Voici un article paru dans le supplément francilien du journal "Le Monde" du mercredi 19 avril : (english version)

 ROBERT SMITH CURE TOUJOURS

20 ans après, l’adolescent à la voix trainante et aux rouge à lèvre qui déborde continue d’hystériser les foules. Son " dream tour " ? Un bon remède contre l’endormissement.

iiiiiiiiiiiii… Le gros car rose immatriculé en grande Bretagne tente de se frayer un chemin dans les rues de Grenoble. Derrière lui, une armada de voitures grillent les feux, crissent des pneus... Une course poursuite au parfum d'hystérie : pour sa nouvelle tournée, le groupe a pu constater que sa popularité avait retrouvé les proportions de ses années de gloires. "On n'avait pas vu ça depuis 1987", confirme, essoufflé, Roger O'Donnell, le clavier, une fois enfin à l'abris dans le hall de l'hotel. A l'époque - sommet de la curemania - on ne comptait pas un lycée qui ne charriât sa dizaine de clones de Robert Smith, cheveux en pétard, maquillage outrancier et vêtements noirs de rigueur. Porte parole privilégié du mal-être adolescent, c'est chez nous que la new wave de ces anglais a eu le plus de répercussions.

Aujourd'hui, du haut de ses vingt ans d'activité et de make up, Robert Smith peut contempler avec satisfaction plusieurs générations de fans. " La majorité du public a le même age, entre 15 et 25 ans, qu'il y a dix ans. C'est formidable : nous vieillissons, pas eux. constate R.S.. Et puis il y a les vieux fidèles qui réagissent sur les vieilles chansons." Face à lui, un garçon, l'air égaré le regarde, béat et incrédule.

  "Laissez-moi le regarder, juste le regarder" susurre-t-il aux agents de sécurité.

Pour bâtir le répertoire de cette nouvelle tournée, Smith n'a pas joué la carte de la facilité. Aux tubes radio - qui ont assuré le succès commercial du groupe, il a préféré les chansons plus conformes à son identité. "On a délibérément choisi de jouer des morceaux atmosphériques et très peu de singles. Cela n'empêche pas les gens de nous demander très régulièrement Lullaby".

Devenu à son tour une institution du rock, Cure a refusé de céder à la tentation du concert en forme de best-of. Seule alternative valable : proposer du neuf.
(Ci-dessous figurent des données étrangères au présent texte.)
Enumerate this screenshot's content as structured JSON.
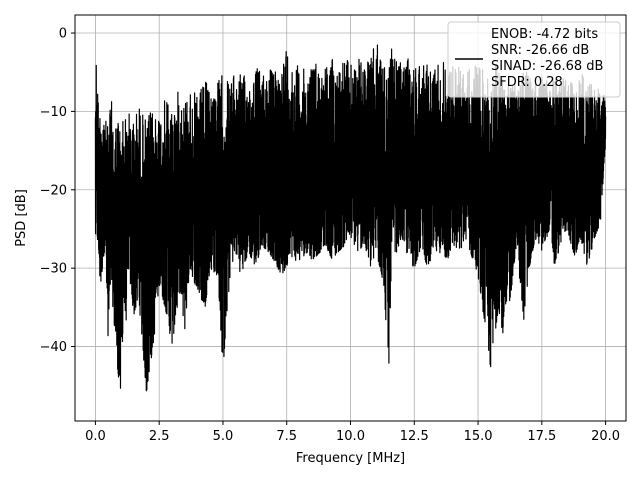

En l'occurence, les dernières chansons du groupe, qui figurent parmis les meilleurs qu'ils aient jamais écrites.

Au moment d'aborder l'enregistrement de Bloodflowers, R.S. a décidé de donner une suite à la trilogie d'albums entamée avec Pornography en 1982 puis poursuivie sur Disintegration en 1989.

  Constitué de longues pièces brumeuses aux accents parfois psychédéliques, le répertoire reprend toute la singularité du son Cure. Voix traînante, lignes de basse métaliques, enchevêtrements de guitares... autant d'éléments plagiés à outrance mais que personne n'a pu s'approporier tout à fait.

Parmis les nombreux prétendants à la succession (Placebo, Smashing Pumpkins), Cure ne se reconnait qu'un seul dauphin : le groupe bruitiste écossais Mogwai. Et même s'il déclare vouvoir mettre la clef sous la porte, personne ne prend jamais l'avertissment au sérieux. Peut-être parce que, loin d'avoir les allures d'enterrement de première classe d'un adieu, le dream tour montre un groupe au sommet de ses capacités.

Et parce que Robert Smith, plus touchant que jamais, est toujours ravi d'embarquer un public pas encore né aux débuts du groupe dans des concerts fleuves de plus de trois heures.